AWS security controls detailed for production ML
A recent analysis of production-ready machine learning infrastructure explained the importance of a multi-layered security approach on AWS. Key strategies include using multi-tier subnet architecture with isolated databases, configuring network ACLs and stateful security groups, and implementing AWS WAF for web attack mitigation. The guidance stresses the principle of least privilege access and regular audits for all resources.
- Data in Amazon SageMaker, including notebooks and model artifacts, is automatically encrypted both at rest and in transit using AWS Key Management Service (KMS) and SSL/TLS. For more granular control over data protection, customer-managed keys (CMKs) can be utilized, allowing for customized rotation schedules and access policies. - To prevent unauthorized network access and potential data breaches, SageMaker training jobs can be configured with network isolation enabled. This setting blocks all outbound internet connections from the training container, preventing it from accessing external resources or transferring data to remote hosts. - When network isolation is active, SageMaker manages data transfer to and from S3 on behalf of the container. To facilitate this, a Gateway VPC endpoint for S3 must be configured in the same VPC and subnet as the SageMaker job. - To safeguard sensitive information such as database credentials or API keys, AWS Secrets Manager should be used instead of storing them directly in notebooks or environment variables. This practice helps prevent accidental exposure and allows for programmatic retrieval of secrets at runtime. - For regulated workloads or those handling highly sensitive data, AWS Nitro Enclaves provide isolated compute environments to process data in use. This ensures that even users with root access to an instance cannot access the data being processed within the enclave. - All API calls to SageMaker are made over a secure SSL connection and must be signed using the Signature Version 4 signing process.
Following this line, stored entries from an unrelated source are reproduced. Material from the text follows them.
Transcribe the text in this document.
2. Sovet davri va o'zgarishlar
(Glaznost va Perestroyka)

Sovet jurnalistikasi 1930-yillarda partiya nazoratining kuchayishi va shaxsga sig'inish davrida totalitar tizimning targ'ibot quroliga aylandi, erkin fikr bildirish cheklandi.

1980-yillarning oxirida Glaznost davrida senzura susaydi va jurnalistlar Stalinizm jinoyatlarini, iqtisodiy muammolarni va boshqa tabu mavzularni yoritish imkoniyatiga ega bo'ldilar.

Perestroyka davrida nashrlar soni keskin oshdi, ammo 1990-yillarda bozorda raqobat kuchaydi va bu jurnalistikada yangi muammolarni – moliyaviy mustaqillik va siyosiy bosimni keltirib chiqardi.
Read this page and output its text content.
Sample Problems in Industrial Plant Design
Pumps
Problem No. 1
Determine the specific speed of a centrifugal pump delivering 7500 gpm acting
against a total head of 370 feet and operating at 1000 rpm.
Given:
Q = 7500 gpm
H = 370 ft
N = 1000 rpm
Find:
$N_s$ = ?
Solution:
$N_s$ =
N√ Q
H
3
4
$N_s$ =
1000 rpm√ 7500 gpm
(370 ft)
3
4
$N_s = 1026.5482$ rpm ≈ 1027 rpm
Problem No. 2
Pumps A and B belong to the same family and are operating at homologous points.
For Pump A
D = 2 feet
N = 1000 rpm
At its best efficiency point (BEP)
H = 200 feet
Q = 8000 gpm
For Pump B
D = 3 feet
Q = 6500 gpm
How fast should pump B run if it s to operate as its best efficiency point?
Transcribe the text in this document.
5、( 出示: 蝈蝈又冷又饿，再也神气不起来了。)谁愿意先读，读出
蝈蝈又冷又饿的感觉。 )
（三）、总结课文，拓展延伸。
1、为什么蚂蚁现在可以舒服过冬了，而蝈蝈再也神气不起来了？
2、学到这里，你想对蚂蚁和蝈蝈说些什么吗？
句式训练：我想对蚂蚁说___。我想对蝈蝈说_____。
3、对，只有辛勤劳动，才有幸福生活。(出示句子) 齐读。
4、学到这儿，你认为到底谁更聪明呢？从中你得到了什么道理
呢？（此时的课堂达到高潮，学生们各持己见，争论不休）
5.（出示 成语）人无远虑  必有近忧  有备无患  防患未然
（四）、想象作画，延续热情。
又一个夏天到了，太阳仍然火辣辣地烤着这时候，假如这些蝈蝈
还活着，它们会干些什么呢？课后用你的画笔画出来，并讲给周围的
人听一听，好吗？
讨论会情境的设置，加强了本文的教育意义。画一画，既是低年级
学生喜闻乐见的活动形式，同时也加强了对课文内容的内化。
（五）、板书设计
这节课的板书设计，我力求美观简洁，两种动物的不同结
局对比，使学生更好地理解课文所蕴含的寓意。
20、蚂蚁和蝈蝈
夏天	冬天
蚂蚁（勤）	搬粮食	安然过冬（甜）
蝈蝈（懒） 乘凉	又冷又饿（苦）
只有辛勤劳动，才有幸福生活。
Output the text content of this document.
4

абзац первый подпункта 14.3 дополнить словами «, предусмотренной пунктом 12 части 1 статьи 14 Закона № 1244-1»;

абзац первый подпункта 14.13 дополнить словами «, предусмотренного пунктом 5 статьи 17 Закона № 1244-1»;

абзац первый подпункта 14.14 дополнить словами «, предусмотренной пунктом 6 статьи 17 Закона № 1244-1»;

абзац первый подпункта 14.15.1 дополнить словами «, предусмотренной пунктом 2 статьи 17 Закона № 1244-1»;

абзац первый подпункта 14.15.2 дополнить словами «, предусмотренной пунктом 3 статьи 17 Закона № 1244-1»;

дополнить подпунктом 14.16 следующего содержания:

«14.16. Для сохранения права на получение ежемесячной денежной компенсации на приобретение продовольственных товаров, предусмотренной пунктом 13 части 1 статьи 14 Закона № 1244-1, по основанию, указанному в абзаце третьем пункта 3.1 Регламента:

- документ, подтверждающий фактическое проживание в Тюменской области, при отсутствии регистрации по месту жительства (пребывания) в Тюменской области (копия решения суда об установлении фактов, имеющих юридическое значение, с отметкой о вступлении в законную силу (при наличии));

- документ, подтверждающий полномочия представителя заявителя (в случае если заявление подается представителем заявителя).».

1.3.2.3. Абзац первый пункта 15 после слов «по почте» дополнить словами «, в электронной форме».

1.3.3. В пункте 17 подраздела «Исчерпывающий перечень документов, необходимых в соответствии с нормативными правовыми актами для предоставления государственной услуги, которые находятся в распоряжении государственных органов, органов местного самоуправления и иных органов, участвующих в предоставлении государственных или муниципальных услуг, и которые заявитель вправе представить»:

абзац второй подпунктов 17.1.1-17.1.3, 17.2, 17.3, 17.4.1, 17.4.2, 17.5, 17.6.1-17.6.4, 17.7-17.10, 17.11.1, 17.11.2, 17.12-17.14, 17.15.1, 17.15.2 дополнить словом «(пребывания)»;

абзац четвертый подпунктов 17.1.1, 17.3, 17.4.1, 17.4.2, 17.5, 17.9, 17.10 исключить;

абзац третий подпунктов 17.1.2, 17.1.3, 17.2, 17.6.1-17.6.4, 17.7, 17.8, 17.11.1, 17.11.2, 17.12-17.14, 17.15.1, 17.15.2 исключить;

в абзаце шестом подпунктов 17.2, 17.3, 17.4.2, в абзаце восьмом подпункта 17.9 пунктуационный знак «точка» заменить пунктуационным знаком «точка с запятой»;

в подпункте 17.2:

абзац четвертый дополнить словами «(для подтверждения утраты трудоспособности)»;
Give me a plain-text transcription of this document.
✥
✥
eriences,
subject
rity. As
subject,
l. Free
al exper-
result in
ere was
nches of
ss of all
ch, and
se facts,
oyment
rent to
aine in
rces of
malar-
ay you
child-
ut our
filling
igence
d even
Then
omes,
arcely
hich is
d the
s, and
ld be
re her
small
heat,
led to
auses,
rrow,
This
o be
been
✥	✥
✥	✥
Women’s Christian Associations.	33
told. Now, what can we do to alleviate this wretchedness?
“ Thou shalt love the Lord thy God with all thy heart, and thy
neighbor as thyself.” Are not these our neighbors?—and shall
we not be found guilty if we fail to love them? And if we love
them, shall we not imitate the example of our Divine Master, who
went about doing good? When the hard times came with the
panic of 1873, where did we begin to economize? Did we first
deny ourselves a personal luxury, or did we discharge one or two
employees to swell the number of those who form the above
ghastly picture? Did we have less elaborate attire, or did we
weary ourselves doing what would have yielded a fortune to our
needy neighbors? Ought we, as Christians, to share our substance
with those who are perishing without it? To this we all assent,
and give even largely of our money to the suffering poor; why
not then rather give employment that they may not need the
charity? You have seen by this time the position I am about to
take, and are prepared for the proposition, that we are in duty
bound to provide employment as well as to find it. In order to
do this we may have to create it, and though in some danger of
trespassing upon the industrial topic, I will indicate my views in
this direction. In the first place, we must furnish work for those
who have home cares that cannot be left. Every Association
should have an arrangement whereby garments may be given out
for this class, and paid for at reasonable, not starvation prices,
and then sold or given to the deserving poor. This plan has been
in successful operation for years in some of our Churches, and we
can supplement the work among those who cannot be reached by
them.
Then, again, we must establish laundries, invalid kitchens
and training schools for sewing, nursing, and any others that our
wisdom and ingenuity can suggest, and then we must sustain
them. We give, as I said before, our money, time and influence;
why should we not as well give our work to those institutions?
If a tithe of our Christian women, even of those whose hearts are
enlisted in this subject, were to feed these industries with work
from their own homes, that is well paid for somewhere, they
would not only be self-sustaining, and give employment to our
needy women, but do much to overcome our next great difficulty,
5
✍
This process uses client access keys to add authentication information and prevent in-transit request tampering. - To monitor and audit activity within your SageMaker environment, AWS CloudTrail should be enabled to log all API actions. This creates a comprehensive audit trail that can be used for security analysis, compliance reporting, and identifying anomalous activity. - Object versioning in Amazon S3 should be enabled for buckets storing model artifacts. For an additional layer of security, this can be combined with Multi-Factor Authentication (MFA) Delete, which requires MFA to permanently remove an object version.